Problem Description
Given the root of a binary tree with distinct node values, delete all nodes whose values are found in the list to_delete. After deletion, the remaining nodes form a forest (a collection of disjoint trees). Return the root nodes of each tree in the forest. The result can be returned in any order.
Key Insights
- Use a recursive depth-first search (DFS) to traverse the tree.
- At each node, determine if it should be deleted based on the to_delete set.
- When deleting a node, ensure that its non-deleted children are added as new roots in the forest.
- Postorder traversal (processing children before the current node) is beneficial so that children are processed before potentially deleting the parent.

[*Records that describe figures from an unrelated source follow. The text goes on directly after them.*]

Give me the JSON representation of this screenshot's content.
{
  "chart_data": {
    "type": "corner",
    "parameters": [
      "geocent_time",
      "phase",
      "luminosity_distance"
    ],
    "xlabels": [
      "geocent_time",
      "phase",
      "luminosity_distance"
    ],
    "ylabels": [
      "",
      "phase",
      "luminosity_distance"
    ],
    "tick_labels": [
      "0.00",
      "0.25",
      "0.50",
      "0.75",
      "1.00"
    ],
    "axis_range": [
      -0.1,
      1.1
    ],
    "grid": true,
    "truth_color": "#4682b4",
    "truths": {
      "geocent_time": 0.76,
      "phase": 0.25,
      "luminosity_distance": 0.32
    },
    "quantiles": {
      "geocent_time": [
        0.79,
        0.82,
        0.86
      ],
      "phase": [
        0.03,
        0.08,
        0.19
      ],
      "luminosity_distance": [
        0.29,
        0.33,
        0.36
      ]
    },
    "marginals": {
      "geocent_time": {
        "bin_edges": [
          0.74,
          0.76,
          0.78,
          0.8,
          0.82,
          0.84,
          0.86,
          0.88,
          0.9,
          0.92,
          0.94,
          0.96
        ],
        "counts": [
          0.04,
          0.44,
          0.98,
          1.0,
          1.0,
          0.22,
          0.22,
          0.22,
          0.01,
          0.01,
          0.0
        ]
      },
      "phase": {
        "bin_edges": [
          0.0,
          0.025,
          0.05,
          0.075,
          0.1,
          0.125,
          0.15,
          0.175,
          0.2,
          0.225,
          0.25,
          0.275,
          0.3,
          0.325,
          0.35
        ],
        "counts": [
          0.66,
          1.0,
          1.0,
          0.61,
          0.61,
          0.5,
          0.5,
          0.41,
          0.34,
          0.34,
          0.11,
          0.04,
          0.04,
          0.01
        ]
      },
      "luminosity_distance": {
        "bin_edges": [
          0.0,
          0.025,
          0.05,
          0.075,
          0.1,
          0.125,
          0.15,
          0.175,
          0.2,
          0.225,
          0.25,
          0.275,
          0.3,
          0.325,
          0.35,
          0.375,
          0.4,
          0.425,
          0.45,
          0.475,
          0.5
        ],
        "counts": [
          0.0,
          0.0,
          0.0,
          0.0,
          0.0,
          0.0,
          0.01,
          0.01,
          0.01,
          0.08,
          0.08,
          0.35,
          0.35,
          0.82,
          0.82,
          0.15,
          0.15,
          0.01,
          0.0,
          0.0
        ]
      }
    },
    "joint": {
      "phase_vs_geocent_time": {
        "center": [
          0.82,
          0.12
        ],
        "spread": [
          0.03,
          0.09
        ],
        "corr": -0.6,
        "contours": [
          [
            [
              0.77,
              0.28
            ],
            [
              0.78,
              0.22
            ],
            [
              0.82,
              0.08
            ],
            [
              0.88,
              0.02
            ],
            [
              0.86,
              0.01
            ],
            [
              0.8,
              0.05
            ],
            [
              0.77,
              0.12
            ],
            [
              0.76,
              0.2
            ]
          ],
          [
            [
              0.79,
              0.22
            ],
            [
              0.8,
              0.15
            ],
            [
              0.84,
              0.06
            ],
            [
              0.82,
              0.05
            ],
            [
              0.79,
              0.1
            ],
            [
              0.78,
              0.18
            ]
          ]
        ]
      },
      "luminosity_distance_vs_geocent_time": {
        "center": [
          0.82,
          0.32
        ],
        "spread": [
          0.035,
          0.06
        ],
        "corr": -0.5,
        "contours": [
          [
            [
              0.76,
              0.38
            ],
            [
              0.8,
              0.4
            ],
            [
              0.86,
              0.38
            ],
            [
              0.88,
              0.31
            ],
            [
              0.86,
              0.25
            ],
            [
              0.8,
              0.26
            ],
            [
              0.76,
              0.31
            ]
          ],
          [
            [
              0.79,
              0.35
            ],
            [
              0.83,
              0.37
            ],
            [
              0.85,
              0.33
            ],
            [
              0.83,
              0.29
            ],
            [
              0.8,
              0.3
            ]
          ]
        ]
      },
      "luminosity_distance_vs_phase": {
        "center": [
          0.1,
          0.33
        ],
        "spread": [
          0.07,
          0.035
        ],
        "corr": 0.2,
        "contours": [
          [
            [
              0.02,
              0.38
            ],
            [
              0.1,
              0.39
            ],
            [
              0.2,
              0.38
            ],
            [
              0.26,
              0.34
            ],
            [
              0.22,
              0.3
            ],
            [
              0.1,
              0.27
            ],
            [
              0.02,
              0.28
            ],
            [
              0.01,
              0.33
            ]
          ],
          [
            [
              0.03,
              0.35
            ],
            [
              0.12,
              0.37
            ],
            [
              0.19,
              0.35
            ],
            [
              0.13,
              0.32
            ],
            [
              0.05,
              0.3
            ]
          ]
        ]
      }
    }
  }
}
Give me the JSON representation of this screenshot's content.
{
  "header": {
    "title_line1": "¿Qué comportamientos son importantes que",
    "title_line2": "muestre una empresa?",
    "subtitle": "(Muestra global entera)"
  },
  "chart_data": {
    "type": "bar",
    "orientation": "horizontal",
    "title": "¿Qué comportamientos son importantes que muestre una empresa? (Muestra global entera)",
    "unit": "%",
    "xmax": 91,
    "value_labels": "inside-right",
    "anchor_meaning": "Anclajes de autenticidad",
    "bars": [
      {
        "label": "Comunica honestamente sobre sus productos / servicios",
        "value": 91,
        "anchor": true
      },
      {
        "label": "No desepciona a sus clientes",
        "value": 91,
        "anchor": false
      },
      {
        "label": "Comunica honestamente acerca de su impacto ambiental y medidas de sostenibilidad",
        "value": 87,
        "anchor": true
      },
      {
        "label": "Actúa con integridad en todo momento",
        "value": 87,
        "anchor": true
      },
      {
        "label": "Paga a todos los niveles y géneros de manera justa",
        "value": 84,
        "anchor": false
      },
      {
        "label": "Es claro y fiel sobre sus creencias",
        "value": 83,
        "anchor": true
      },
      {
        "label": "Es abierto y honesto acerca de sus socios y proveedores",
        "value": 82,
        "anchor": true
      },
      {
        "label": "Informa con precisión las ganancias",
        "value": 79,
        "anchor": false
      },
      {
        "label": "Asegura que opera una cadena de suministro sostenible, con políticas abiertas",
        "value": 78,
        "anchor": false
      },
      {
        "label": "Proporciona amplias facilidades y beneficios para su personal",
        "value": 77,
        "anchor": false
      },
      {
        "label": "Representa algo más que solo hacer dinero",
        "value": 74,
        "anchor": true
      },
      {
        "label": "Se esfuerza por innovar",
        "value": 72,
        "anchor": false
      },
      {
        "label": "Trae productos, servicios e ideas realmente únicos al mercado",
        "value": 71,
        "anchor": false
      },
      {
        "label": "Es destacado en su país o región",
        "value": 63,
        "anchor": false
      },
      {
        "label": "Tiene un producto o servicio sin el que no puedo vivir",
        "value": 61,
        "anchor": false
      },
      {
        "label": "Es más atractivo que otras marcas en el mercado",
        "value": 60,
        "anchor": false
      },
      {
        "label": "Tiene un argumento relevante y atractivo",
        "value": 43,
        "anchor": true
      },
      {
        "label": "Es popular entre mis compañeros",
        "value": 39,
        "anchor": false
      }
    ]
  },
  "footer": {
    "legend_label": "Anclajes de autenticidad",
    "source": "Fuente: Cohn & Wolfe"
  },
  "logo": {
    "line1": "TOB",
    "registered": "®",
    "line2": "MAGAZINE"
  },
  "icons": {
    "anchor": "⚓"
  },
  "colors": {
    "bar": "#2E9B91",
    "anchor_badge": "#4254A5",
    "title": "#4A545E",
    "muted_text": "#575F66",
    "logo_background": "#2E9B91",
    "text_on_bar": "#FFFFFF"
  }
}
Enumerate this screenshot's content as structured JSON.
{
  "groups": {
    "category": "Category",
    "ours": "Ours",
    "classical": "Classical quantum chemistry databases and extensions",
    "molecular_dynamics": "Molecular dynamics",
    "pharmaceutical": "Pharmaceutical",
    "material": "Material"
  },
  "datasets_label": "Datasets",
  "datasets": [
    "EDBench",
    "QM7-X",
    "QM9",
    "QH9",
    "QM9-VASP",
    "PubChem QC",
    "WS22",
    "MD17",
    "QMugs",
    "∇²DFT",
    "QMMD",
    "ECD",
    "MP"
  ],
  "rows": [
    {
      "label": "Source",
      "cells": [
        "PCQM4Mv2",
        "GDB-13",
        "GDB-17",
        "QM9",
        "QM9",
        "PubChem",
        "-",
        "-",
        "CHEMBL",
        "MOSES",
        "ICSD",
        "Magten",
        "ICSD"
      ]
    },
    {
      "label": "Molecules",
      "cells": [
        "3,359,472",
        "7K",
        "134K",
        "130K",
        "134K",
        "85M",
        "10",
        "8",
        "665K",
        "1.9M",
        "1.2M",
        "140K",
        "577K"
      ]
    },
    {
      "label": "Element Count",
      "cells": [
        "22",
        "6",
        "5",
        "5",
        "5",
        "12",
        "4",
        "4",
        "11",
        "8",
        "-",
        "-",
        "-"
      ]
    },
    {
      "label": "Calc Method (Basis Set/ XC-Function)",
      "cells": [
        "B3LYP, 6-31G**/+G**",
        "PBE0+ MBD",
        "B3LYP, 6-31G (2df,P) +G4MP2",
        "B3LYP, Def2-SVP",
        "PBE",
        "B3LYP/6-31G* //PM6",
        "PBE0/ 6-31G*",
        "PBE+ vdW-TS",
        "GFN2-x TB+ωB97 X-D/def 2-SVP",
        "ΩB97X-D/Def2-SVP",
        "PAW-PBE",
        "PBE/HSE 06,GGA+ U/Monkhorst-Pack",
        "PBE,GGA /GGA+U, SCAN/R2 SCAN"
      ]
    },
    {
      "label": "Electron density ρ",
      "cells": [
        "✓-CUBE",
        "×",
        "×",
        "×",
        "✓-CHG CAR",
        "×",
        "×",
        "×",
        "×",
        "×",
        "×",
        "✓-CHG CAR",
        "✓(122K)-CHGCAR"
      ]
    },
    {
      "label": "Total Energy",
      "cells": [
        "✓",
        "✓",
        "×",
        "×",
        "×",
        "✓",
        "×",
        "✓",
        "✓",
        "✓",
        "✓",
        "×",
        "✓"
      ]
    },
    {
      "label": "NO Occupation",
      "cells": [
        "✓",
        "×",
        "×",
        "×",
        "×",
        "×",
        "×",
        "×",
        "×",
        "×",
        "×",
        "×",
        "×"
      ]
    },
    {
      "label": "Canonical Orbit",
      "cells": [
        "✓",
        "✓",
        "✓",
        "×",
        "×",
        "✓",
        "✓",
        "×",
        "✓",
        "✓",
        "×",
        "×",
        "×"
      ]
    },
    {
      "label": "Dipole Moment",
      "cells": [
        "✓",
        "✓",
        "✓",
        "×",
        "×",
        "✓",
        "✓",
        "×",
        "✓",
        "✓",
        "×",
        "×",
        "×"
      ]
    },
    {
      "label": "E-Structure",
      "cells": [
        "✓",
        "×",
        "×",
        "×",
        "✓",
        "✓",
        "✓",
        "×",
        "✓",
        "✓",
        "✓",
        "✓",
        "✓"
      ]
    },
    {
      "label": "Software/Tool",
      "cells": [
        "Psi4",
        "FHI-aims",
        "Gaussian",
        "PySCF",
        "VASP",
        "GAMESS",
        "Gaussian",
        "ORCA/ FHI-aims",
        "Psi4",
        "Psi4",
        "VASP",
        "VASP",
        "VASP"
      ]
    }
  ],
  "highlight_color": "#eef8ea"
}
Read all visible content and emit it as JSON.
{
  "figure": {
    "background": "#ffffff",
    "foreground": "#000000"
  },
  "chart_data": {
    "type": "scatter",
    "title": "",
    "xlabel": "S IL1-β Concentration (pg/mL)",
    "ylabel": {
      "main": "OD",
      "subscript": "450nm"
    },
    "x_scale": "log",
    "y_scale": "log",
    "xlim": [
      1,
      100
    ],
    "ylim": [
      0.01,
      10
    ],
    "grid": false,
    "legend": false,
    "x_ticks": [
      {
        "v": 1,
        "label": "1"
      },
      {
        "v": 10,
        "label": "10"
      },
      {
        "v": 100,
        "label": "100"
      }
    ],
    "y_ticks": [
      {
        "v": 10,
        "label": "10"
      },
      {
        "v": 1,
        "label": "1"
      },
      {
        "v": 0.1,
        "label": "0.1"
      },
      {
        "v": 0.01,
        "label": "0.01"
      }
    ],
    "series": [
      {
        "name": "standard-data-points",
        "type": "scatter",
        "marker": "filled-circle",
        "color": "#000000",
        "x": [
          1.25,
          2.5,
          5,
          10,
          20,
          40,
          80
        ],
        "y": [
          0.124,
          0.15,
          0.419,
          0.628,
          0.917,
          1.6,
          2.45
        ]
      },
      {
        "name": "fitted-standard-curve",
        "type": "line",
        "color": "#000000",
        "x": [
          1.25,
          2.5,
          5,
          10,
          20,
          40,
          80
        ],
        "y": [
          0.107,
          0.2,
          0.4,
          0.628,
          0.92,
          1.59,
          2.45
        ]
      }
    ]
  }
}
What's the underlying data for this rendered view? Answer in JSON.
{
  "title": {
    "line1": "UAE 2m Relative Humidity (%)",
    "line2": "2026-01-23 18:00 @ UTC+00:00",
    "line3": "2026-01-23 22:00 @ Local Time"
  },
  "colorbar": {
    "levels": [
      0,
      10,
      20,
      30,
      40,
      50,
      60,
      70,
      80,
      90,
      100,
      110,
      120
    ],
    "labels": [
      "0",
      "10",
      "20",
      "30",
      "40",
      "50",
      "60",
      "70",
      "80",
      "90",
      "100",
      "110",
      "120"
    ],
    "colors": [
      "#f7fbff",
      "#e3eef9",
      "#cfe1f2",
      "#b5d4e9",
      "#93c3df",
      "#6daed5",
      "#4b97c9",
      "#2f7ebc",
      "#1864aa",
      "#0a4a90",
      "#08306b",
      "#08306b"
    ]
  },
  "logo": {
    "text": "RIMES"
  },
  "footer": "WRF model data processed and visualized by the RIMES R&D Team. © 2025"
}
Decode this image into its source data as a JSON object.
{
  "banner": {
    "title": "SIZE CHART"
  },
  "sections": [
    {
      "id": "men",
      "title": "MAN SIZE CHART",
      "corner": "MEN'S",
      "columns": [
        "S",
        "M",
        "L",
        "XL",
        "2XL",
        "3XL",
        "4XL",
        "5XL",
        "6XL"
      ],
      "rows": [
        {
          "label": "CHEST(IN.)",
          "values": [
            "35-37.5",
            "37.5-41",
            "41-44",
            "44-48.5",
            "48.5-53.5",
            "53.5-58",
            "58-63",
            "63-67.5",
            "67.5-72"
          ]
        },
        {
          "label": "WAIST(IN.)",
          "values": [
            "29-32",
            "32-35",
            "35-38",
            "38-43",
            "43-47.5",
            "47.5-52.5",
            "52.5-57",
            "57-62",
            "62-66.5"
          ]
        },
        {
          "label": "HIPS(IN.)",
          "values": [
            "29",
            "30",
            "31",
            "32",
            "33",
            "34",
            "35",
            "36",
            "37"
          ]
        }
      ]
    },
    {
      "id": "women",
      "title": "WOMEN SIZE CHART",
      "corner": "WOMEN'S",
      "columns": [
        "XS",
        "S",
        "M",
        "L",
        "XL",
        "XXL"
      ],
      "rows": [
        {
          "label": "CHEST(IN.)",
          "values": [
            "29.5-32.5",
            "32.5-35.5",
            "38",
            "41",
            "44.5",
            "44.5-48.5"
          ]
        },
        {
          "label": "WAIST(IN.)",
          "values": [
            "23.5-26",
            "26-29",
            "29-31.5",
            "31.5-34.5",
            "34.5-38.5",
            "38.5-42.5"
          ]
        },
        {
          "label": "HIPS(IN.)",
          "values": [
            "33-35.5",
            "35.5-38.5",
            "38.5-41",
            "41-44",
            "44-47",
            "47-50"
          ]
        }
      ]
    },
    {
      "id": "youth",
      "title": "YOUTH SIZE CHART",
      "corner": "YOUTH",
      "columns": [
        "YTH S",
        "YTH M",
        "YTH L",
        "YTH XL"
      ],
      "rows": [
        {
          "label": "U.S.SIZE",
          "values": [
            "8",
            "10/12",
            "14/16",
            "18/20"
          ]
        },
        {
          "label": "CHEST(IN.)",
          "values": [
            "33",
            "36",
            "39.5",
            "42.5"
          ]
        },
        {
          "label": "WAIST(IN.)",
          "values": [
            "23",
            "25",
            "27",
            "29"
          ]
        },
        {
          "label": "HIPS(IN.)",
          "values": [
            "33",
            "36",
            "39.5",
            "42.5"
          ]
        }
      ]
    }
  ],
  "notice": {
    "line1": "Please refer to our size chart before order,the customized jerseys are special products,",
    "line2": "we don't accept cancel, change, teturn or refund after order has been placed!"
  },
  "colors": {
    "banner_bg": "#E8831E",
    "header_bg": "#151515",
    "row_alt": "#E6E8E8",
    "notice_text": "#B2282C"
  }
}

- Using a set for to_delete items allows for fast lookup.
Space and Time Complexity
Time Complexity: O(N), where N is the number of nodes since each node is visited once. Space Complexity: O(N) for the recursion stack and the set used to store deletion values and resulting forest.
Solution
We employ a DFS approach to traverse the tree in a postorder manner, processing left and right children first. For each node:
- Check if the node should be deleted by looking it up in the to_delete set.
- If the node is flagged for deletion, add its non-null children as potential new roots to the forest.
- Return null for a deleted node and the node itself if it is kept. This recursive process ensures that any subtree whose root gets deleted properly adds any potential subtrees to the answer list before the node is removed.